French Government Survives Confidence Vote

France’s Socialist Party government survives a confidence vote after ramming through economic reforms.

The facade of the French National Assembly building in Paris, June 21, 2011
The facade of the French National Assembly building in Paris, June 21, 2011 (cactusbeetroot)

France’s Socialist Party government survived a confidence vote on Thursday called by the conservative opposition after it rammed through economic reforms without consulting parliament.

Earlier in the week, President François Hollande used emergency powers allowed under the Constitution to bypass lawmakers and enact liberal economic reforms that are meant to pull the country out of malaise and avoid a confrontation with the rest of the European Union.

Manuel Valls, Hollande’s reformist prime minister, recognized that a majority of lawmakers might have voted down the measures had they been put up to a vote. He argued that the government could not risk their rejection. “Nothing will make us move back,” he said.

Hollande and Valls gambled that rebels in their party would fall back in line to avoid bringing down the government and forcing snap elections when they are down in the polls.

With unemployment over 10 percent and the French economy projected to grow less than 1 percent this year, many economists said liberalization was long overdue.

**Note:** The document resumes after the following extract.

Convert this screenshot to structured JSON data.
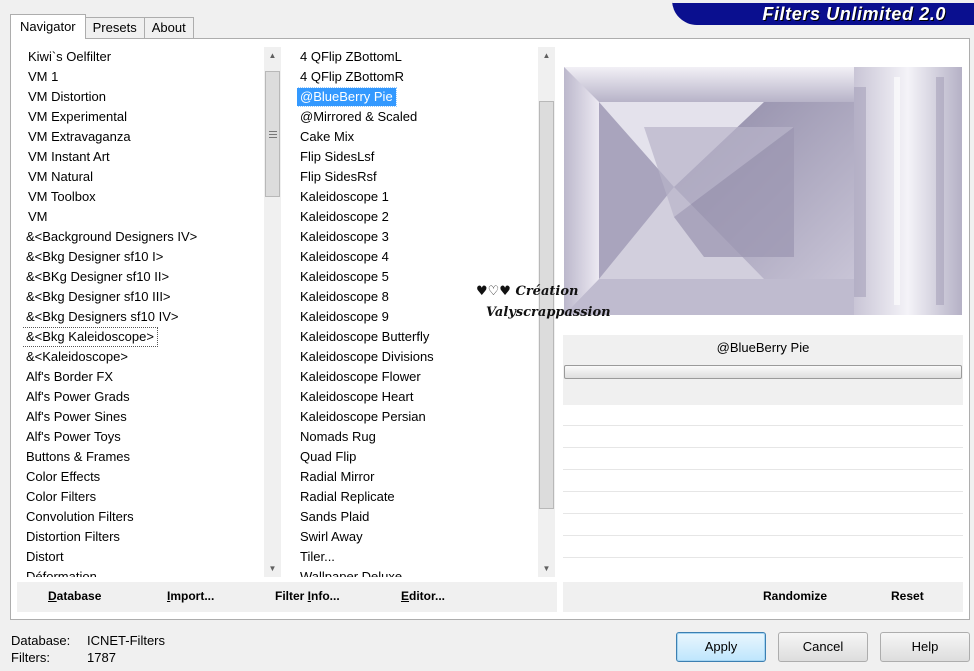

The European Commission had also urged France for many years to relax labor laws and altogether improve the ease of doing business. France’s failure to reform could have raised pressure on the commission to fine Europe’s second largest economy for once again missing its deficit target this year.

However, leftwingers in the ruling Socialist Party were critical, seeing the reforms that were put together by Emmanuel Macron — a former banker whom they mistrust anyway — as an erosion of the French social model.

The changes allow businesses to operate on more Sundays, shorten labor arbitration procedures and open up protected professions such as pharmacists and notaries.

The measures come on top of tax cuts worth €40 billion by 2017 that should help companies reduce labor costs.

Labor costs in France, at €34 per hour, far exceed the European average of €23.

Macron rejected criticism in an interview with BFM TV on Wednesday night, saying the far left “does nothing, achieves nothing” while the right “did nothing and doesn’t propose anything.” He added, “So we are moving forward.”

Only a few conservatives broke ranks with former president and party leader Nicolas Sarkozy, who started a political comeback last year, to express support for policy changes their party has advocated since 2007.

Although polls show a majority of the French favor the reforms, Hollande’s inability to get his party to support them underlined his consistent unpopularity after even his previously record-low approval ratings had ticked up a little in the wake of last month’s Islamist terror attacks in Paris.